The Long and Twisted Tale of a 383

This engine has been a long time in the making. I believe talk of building this engine began around 2002-2003. We had a spare 4 bolt main block out of truck that had massive oil consumption issues due to broken piston rings and bad valve stem seals. Being that it was a 4 bolt main block, we wanted to build something a little more special than a run of the mill 350. We decided a 383 would be a fun engine to build and we began to gather parts. It took almost all of 2004 to get the parts together and have all the machining done. The block was boiled, then painted with Chevy orange on the outside and Glyptal  in the lifter valley.  Glyptal is a paint that is normally used to coat the windings in an electric motor, however engine builders use it to make the oil flow down the lifter valley quicker. A local machine shop bored and honed the cylinders, and line honed the mains.  By December 2004 we had all the parts we needed and were ready to assembly it. We added the heads and a partial valve train around 2006 and it has sat in silence since then. Below are some of the details of the assembly of the short block.

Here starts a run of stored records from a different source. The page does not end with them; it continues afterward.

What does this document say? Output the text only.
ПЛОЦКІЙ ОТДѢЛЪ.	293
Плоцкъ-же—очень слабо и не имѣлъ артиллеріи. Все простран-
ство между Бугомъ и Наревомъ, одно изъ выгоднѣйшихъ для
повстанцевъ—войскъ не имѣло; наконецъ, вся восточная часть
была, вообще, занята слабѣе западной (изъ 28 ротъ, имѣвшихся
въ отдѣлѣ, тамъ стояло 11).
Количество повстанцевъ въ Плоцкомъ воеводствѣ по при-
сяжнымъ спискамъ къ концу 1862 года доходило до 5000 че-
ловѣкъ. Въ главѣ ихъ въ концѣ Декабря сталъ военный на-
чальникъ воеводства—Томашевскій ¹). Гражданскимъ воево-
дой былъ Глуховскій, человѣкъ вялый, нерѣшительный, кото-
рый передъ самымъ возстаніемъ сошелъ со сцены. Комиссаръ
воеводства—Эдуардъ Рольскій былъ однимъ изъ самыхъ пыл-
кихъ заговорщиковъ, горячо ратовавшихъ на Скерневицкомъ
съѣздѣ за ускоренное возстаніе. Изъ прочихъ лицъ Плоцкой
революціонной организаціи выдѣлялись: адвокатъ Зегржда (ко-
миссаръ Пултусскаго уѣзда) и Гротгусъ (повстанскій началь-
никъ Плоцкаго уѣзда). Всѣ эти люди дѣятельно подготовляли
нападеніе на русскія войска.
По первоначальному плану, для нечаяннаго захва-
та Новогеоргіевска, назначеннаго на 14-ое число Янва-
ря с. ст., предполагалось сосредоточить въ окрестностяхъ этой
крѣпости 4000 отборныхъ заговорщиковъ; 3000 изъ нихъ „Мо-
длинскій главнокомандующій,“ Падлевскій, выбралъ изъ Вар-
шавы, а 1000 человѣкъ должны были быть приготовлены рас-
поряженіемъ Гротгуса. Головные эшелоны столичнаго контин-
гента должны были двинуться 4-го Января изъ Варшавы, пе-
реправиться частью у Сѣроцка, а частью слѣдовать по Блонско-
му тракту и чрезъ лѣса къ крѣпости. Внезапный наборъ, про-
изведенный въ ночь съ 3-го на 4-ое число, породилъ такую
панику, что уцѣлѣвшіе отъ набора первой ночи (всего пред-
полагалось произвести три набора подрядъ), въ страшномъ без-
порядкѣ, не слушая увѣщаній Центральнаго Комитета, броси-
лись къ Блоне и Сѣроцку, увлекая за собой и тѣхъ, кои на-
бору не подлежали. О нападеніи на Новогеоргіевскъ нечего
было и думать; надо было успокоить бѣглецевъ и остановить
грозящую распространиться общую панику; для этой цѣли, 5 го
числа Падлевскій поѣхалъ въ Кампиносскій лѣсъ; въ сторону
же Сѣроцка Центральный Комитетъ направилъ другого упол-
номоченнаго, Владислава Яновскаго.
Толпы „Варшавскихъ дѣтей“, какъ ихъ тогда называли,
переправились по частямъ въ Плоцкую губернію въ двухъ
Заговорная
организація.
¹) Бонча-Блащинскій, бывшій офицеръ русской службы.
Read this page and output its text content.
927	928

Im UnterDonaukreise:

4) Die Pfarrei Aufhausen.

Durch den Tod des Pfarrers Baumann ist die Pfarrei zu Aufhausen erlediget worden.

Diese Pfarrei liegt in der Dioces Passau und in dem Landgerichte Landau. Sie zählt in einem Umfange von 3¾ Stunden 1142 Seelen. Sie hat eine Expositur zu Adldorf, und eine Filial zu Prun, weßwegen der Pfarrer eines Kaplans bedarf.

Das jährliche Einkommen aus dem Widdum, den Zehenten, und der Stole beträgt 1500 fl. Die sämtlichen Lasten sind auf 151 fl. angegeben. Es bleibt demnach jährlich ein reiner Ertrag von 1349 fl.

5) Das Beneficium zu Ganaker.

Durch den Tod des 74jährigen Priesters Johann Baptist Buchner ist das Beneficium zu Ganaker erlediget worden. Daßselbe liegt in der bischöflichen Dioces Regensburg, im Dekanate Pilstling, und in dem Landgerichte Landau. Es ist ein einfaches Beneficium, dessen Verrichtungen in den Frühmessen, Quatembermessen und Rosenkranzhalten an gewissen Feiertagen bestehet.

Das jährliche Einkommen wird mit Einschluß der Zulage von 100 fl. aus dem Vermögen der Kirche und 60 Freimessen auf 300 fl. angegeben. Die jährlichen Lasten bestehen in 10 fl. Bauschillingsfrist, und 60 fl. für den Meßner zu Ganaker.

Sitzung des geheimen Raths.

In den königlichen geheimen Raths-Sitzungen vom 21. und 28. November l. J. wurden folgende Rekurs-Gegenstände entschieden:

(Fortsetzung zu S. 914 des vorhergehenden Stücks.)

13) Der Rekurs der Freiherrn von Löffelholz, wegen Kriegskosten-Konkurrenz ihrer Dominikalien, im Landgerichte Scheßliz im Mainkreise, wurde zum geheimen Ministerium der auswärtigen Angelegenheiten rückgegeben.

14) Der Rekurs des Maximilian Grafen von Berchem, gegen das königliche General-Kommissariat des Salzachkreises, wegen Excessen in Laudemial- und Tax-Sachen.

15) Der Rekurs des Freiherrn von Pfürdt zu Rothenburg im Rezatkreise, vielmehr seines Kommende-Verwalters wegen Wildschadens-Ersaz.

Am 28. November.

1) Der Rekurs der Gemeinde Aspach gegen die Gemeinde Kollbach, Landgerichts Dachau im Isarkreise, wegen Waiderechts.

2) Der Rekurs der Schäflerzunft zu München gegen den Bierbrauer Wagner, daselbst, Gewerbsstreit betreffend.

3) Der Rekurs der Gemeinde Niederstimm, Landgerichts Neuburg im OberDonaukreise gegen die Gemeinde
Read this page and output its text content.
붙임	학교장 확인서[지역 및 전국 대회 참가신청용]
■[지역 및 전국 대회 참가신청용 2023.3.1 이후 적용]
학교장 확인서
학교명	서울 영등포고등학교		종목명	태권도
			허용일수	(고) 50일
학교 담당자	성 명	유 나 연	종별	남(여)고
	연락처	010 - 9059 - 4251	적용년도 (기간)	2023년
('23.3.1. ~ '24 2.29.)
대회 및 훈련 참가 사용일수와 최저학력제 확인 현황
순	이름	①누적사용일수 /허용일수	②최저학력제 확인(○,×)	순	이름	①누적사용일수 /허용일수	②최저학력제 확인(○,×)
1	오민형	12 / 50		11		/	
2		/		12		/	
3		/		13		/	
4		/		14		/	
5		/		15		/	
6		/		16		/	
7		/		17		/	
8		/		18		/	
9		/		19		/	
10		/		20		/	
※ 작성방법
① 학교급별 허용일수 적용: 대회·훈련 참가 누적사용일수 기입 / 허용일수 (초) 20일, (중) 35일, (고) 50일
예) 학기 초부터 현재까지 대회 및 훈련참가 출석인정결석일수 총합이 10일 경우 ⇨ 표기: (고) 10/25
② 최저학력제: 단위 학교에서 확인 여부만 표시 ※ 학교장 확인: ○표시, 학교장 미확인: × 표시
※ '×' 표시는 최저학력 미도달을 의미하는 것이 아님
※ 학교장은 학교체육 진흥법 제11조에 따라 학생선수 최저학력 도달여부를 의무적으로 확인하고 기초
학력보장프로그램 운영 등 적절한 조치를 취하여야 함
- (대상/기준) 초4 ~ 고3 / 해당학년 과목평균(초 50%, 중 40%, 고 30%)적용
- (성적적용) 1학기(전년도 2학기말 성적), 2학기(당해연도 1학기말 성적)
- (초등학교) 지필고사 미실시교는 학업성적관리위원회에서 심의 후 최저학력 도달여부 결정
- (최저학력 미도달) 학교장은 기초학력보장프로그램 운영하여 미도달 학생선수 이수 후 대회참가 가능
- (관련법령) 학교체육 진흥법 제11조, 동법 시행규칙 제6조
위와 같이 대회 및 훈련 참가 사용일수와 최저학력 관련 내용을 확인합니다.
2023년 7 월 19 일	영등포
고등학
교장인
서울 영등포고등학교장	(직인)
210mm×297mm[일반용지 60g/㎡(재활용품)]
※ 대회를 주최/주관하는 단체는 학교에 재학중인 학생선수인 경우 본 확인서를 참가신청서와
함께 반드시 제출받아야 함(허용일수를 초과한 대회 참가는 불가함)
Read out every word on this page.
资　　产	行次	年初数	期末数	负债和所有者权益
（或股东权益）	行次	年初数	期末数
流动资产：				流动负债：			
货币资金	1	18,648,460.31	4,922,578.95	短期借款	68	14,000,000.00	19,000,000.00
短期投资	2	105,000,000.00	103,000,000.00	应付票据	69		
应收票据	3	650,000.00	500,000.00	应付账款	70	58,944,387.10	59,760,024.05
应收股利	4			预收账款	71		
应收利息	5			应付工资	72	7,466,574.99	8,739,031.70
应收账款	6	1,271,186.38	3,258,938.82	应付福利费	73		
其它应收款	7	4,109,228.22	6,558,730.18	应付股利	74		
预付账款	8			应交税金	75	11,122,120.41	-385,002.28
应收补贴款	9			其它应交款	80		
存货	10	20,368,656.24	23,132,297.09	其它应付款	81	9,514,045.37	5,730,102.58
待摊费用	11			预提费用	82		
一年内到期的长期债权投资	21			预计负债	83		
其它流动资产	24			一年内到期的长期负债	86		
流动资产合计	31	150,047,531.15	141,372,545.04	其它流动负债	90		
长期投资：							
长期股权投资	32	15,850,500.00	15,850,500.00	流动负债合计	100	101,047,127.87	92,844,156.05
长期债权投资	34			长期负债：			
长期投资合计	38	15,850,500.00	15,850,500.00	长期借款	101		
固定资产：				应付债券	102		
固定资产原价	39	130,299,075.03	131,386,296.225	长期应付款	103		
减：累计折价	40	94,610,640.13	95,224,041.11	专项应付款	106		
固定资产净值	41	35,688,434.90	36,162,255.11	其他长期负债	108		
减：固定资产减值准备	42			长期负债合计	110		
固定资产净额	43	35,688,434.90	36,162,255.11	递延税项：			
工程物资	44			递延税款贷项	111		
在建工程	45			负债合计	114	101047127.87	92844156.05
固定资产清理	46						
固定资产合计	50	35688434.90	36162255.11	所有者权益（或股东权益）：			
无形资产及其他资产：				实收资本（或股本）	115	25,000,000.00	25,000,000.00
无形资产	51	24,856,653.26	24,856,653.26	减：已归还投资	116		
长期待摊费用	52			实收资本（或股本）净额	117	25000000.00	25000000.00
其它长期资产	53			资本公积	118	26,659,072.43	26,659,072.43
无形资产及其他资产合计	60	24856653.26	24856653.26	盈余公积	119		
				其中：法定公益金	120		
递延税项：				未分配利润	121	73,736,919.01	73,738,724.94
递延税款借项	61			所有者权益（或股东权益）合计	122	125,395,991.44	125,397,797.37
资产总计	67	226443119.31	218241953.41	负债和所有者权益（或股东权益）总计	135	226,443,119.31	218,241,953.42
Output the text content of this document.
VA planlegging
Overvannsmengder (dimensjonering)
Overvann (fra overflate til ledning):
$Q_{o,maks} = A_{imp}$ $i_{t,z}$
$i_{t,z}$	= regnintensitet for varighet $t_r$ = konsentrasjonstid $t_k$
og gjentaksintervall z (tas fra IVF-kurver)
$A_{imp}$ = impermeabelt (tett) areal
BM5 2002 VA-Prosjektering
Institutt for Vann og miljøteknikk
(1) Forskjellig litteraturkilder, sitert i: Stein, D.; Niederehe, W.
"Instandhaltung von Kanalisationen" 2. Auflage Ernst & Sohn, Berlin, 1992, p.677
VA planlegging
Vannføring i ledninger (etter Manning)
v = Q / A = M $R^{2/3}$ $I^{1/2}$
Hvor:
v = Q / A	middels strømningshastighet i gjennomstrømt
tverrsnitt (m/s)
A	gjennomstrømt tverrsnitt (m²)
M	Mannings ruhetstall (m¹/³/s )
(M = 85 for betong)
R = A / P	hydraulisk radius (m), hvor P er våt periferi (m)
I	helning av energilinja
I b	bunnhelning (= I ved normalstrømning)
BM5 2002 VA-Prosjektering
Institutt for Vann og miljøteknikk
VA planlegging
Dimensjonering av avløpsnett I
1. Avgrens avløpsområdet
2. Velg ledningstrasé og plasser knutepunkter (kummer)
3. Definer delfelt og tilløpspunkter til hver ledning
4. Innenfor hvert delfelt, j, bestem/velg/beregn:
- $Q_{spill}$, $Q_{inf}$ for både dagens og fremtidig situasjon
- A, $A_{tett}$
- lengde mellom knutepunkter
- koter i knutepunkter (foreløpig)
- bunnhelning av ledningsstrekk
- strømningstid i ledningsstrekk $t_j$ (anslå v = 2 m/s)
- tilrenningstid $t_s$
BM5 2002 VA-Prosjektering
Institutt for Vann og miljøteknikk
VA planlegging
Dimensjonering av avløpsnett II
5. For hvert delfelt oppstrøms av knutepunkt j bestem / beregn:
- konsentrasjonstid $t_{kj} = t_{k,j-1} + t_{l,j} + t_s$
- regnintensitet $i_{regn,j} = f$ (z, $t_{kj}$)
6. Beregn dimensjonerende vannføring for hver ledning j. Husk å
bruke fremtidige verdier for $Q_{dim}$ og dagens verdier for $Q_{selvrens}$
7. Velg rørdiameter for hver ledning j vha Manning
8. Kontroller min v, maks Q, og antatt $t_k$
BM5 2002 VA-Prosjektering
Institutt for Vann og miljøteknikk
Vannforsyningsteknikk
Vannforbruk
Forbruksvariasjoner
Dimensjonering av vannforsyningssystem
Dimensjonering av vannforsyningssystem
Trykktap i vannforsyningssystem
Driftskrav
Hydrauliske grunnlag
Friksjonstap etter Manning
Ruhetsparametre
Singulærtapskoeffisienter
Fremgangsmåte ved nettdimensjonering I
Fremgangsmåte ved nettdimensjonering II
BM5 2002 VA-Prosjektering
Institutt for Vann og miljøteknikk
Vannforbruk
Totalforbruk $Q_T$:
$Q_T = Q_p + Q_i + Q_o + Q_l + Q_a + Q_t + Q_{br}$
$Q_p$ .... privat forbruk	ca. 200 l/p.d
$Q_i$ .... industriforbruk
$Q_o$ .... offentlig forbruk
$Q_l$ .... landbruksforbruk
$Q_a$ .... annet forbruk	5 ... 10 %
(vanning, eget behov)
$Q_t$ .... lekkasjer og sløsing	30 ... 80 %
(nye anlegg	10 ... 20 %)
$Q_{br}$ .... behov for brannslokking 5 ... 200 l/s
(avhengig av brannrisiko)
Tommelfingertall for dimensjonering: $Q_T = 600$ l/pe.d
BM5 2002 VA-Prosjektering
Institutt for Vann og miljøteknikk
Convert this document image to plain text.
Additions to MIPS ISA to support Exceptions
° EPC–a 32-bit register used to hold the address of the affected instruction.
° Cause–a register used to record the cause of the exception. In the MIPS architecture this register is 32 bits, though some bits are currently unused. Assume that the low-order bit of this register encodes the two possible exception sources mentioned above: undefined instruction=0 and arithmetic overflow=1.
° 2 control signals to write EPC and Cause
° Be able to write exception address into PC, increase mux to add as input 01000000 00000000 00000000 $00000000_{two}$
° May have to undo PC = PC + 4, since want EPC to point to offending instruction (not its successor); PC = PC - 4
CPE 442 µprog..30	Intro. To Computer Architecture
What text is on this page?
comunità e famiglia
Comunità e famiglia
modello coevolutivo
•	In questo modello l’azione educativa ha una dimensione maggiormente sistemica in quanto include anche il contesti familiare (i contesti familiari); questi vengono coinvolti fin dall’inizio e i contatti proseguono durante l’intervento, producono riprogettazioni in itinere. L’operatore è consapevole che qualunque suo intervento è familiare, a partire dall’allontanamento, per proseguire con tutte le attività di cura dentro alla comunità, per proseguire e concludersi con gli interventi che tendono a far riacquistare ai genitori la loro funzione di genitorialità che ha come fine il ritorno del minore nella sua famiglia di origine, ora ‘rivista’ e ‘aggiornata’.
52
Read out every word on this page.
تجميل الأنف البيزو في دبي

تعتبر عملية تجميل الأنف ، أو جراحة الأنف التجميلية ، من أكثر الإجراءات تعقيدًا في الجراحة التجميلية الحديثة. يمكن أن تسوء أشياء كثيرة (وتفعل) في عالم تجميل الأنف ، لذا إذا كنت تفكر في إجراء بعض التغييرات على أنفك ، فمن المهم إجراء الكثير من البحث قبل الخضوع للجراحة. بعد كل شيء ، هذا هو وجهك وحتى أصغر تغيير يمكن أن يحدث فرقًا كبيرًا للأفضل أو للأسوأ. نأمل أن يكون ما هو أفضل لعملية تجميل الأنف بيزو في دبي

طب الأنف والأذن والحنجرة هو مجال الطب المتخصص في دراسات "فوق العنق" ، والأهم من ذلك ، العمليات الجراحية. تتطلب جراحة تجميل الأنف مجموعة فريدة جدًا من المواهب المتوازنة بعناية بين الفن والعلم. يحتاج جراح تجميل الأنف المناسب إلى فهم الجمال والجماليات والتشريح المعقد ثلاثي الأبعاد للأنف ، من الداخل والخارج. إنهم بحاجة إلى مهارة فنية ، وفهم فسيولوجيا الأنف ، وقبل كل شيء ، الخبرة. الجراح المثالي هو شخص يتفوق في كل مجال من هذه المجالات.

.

It’s based on a 4 bolt main truck block that was pulled from a 3/4 ton ’86 pick up. The rotating assembly consists of an Eagle 5140 steel crankshaft, Eagle H-beam rods, and Speed  Pro hypereutectic pistons. The Block was bored, honed and painted. The mains were line honed with an ARP main stud kit installed. The bottom end is very stout, and should handle pretty much any cam/head combo we could dream of.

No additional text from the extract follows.